The presenter would then use the machine to find out about a particular topic. The name "chock-a-block" was derived from the machine's ability to read data from "blocks" - which were just that, physical blocks painted different colours. A typical show would include dialogue from the presenter, a brief clip played on Chock-a-block's video screen, and the presenter recording a song on Chock-a-block's audio recorder (which resembled the reel-to-reel tape drives used on actual mainframes, but with a design below to cause the reels to resemble the eyes of a smiling face).

Godzilla The Series

To celebrate the release of the new Godzilla movie in cinemas this weekend, I give you an episode of Godzilla The Series, which was a spinoff cartoon based after the events of the 1998 Godzilla movie!

The series follows the Humanitarian Environmental Analysis Team (H.E.A.T.), a research team led by Dr.

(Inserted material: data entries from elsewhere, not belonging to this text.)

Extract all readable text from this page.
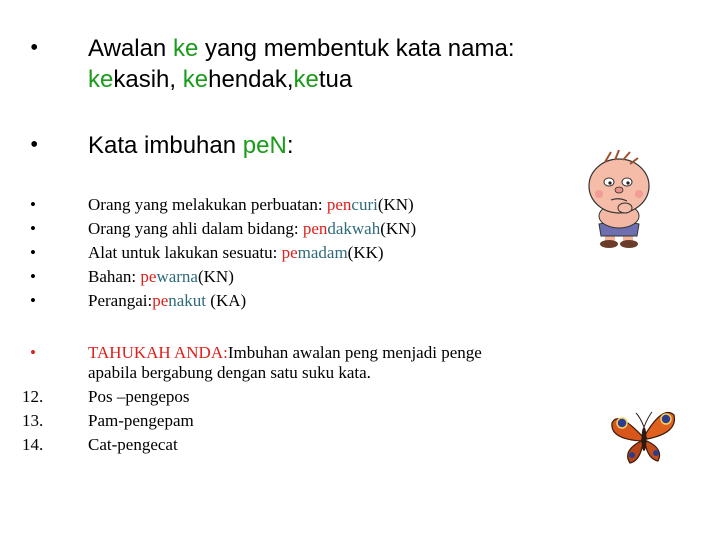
• Awalan ke yang membentuk kata nama:
kekasih, kehendak,ketua
• Kata imbuhan peN:
•	Orang yang melakukan perbuatan: pencuri(KN)
•	Orang yang ahli dalam bidang: pendakwah(KN)
•	Alat untuk lakukan sesuatu: pemadam(KK)
•	Bahan: pewarna(KN)
•	Perangai:penakut (KA)
•	TAHUKAH ANDA:Imbuhan awalan peng menjadi penge
apabila bergabung dengan satu suku kata.
12.	Pos –pengepos
13.	Pam-pengepam
14.	Cat-pengecat
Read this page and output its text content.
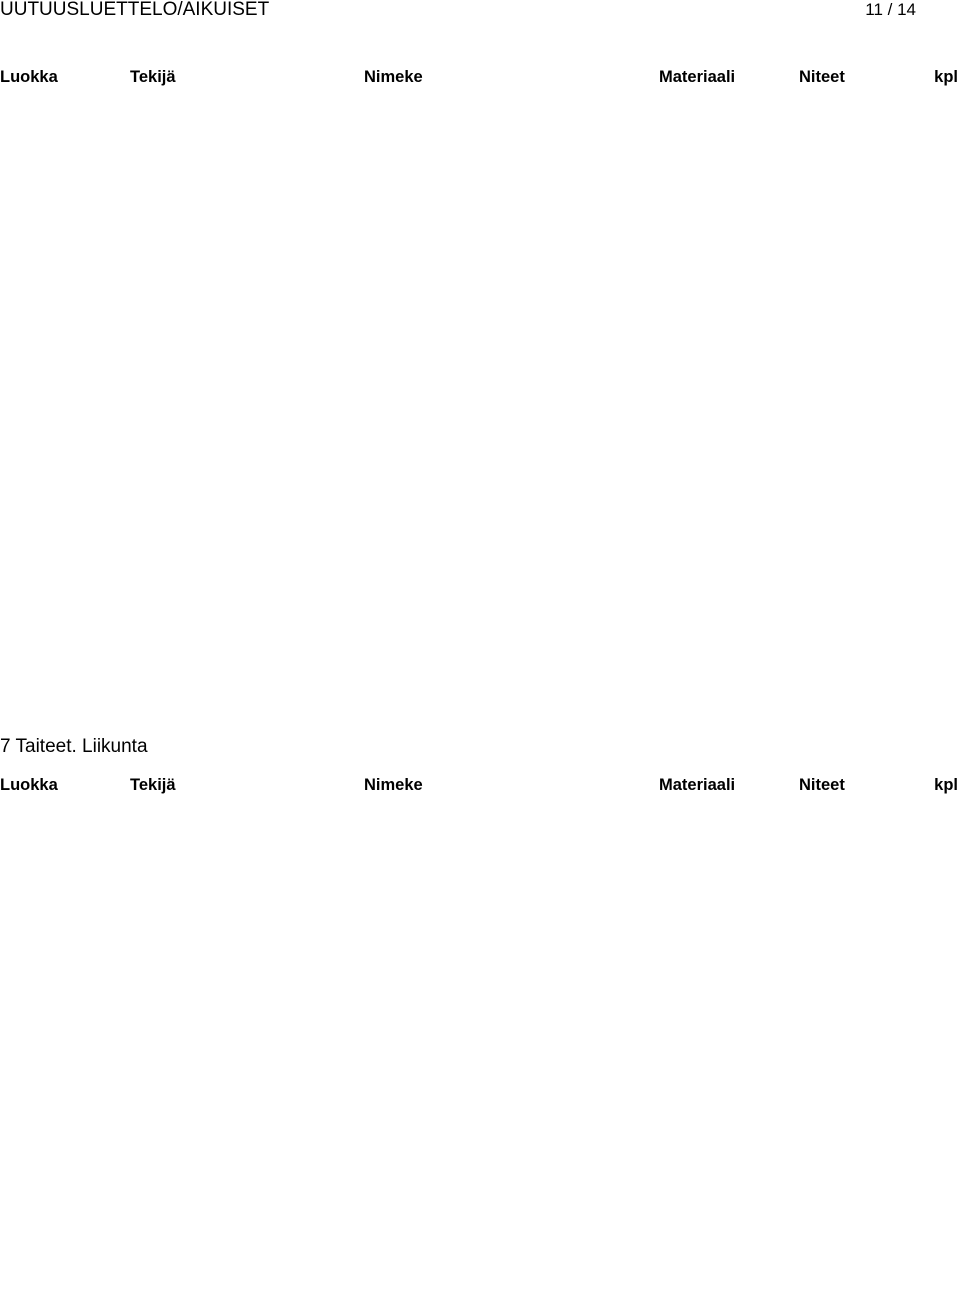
UUTUUSLUETTELO/AIKUISET	11 / 14
Luokka	Tekijä	Nimeke	Materiaali	Niteet	kpl
7 Taiteet. Liikunta
Luokka	Tekijä	Nimeke	Materiaali	Niteet	kpl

Nick Tatopoulos as they battle giant monsters which frequently appear in the wake of the events depicted in the film. Godzilla, the only hatchling of its species to survive in the movie, imprints on Nick and becomes the chief weapon summoned against the other monsters encountered by the human characters. Due to Nick's presence at his hatching, "Godzilla Jr." has imprinted on Nick as his parent, and as a result he is very protective of him. Nick also has the ability to control Godzilla to a certain extent, which allows the humans to use him as a weapon against other mutated monsters. He always seems able to sense when Nick is in trouble, and is quite willing to follow him and the rest of H.E.A.T. all over the world. Unlike his biological parent, he seems to be incapable of asexual reproduction, possibly because he is not yet fully mature; yet capable of breathing radioactive fire, much like Godzilla from the original Japanese franchise.